2. Changing the definition of the beneficial owner.
A significant change is the clarification of the definition of beneficial owner. According to the proposed definition, a beneficial owner will be considered to be "any natural person" who meets the conditions specified in the Act.
As stated in the justification for the bill, a decision was also made to amend the definition of beneficial owner by removing phrases linking the beneficial owner to the concept of "customer," due to the possibility of adopting an interpretation that a given entity does not have a beneficial owner until it uses the services of an obligated institution.
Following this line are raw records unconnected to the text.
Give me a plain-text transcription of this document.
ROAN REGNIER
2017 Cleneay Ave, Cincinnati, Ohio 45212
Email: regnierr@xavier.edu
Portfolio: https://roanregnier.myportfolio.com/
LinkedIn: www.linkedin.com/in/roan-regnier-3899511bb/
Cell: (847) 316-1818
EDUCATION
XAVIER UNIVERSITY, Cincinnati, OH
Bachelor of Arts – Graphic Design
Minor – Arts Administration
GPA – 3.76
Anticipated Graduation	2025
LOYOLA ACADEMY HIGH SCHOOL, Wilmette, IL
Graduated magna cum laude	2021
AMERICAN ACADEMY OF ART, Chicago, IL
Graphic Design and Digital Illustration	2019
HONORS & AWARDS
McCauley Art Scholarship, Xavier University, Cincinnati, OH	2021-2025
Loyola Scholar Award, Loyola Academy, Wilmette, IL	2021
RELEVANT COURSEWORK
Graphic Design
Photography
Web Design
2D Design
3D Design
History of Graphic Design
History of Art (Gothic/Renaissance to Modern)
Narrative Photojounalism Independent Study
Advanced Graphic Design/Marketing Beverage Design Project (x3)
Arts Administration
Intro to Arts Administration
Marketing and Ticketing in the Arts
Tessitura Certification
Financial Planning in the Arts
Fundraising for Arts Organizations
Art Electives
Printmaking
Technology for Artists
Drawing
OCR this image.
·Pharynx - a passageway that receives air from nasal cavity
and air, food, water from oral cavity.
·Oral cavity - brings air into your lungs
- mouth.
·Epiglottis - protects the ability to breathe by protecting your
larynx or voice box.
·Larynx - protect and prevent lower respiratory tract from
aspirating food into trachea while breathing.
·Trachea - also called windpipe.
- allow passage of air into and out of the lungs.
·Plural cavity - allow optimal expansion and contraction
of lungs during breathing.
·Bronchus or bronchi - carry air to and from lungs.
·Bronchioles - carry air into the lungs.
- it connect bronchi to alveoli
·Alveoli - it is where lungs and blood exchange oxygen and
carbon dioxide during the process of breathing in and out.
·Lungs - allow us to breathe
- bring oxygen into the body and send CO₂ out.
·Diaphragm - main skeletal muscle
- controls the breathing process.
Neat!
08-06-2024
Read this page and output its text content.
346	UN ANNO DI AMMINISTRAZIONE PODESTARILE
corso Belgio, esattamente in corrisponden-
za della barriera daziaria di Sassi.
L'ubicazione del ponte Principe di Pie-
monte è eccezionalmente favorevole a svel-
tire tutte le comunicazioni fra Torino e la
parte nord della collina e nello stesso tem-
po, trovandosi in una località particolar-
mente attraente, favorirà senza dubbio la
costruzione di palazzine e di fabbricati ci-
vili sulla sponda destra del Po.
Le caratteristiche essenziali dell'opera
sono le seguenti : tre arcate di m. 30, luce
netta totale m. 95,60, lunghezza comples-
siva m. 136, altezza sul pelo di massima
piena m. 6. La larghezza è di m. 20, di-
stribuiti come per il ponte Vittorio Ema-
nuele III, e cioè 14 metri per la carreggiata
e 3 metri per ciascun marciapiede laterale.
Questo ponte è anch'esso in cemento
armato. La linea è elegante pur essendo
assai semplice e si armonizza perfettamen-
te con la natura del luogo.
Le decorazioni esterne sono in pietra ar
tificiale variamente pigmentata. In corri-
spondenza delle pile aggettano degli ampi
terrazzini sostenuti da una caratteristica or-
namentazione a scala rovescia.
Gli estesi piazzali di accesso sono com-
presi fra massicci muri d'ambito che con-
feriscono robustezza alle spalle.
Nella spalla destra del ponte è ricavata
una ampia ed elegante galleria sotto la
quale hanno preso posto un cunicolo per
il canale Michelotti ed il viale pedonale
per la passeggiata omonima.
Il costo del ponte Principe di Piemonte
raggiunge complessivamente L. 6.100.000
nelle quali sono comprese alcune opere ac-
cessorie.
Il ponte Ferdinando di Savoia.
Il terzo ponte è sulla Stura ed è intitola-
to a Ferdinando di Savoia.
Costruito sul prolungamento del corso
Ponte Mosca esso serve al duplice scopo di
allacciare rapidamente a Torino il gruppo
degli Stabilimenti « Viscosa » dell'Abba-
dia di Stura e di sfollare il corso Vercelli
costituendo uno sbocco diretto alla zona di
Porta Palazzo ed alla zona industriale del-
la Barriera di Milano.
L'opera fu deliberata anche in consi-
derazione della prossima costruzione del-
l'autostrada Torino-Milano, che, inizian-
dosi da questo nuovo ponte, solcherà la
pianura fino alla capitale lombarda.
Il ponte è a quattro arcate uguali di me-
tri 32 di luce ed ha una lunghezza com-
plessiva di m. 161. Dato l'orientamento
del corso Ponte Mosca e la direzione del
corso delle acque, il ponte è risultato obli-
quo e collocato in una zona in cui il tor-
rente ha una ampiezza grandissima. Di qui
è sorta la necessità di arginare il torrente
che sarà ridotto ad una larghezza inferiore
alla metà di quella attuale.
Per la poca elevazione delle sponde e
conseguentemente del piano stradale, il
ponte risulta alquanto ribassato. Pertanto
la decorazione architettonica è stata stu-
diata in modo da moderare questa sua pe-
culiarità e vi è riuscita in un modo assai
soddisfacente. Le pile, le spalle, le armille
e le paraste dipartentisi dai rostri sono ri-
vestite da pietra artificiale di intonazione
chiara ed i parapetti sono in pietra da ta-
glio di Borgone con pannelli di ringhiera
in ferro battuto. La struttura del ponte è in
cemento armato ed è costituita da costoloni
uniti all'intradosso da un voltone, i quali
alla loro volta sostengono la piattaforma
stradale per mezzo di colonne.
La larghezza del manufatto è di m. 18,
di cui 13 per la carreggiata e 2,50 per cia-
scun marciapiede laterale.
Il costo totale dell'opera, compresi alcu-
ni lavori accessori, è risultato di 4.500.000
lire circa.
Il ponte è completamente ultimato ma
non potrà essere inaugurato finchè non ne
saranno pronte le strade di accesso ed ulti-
According to the authors of the bill, changing the definition of beneficial owner will better align Polish law with the 5th AML Directive, which does not use the term "customer."
3. Changing the definition of politically exposed persons.
As part of the amendment, a decision was also made to change the definition of a politically exposed person by excluding from this catalogue persons holding middle and lower-level positions, including directors general in the offices of supreme and central state bodies, directors general of voivodeship offices, and heads of local offices of government special administration bodies.
4. Expanding the catalogue of entities obliged to register their beneficial owners in the Central Register of Beneficial Owners (hereinafter referred to as "CRBR") and to update them.
The draft amending act stipulates that the group of entities required to obtain an entry in the register of beneficiaries, in addition to commercial law companies, will include, among others, trusts, partnerships, European economic interest groupings, European companies, cooperatives, European cooperatives, foundations and associations subject to entry in the National Court Register.
5. Increasing the threshold for the maximum amount stored electronically from €50 to €150.
The amendment assumes raising the threshold for electronic money, up to which an institution will not be obliged to carry out the customer identification and verification process (of course, there are exceptions).
6. Prohibition of maintaining anonymous accounts, savings books and safe deposit boxes by credit and financial institutions.
7. Expanding the list of circumstances that justify the application of enhanced financial security measures due to an increased risk of money laundering or terrorist financing.
This modification provides for the extension of the list of situations indicating a higher AML risk, including circumstances such as:
- linking transactions with oil, weapons, precious metals, tobacco, cultural artifacts, ivory, protected species
- linking a transaction with a customer who is a third-country national and applies for residence or citizenship in a Member State, in exchange for, among other things, the purchase of real estate or government bonds.
8. Imposing on obligated institutions the obligation to record any discrepancies between the factual circumstances concerning the client, established by that institution, and the data available in the central register of beneficial owners.
It is worth emphasizing, as stated in the justification for the project, that in addition to the above-mentioned obligation, the obligated institution will also have to take appropriate actions to clarify the identified discrepancies, and if the discrepancies are confirmed, it will be obliged to provide the competent authority with information on the identified discrepancies together with the justification.
9. Expanding the scope of statistics collected by the General Inspector of Financial Information (GIIF).
10. Clarification of the rules for storing documents and information obtained as a result of applying financial security measures by obligated institutions.
11. Obligation to register "entities providing currency exchange services between virtual and fiat currencies", "providers of virtual currency accounts", as well as "entities providing services to companies and trusts".
12. Expanding the catalogue of sanctions that may be imposed on obligated institutions for violating obligations arising from the provisions of the AML Act.
Finally, it's worth noting that the deadline for implementing Directive V AML/CFT Directive expired on January 10, 2020, which provides reasonable grounds to assume that the legislative process will be relatively short. For businesses, this means there will be little time to implement the new obligations. Therefore, they should begin work on implementing internal documentation today to adapt to such extensive changes.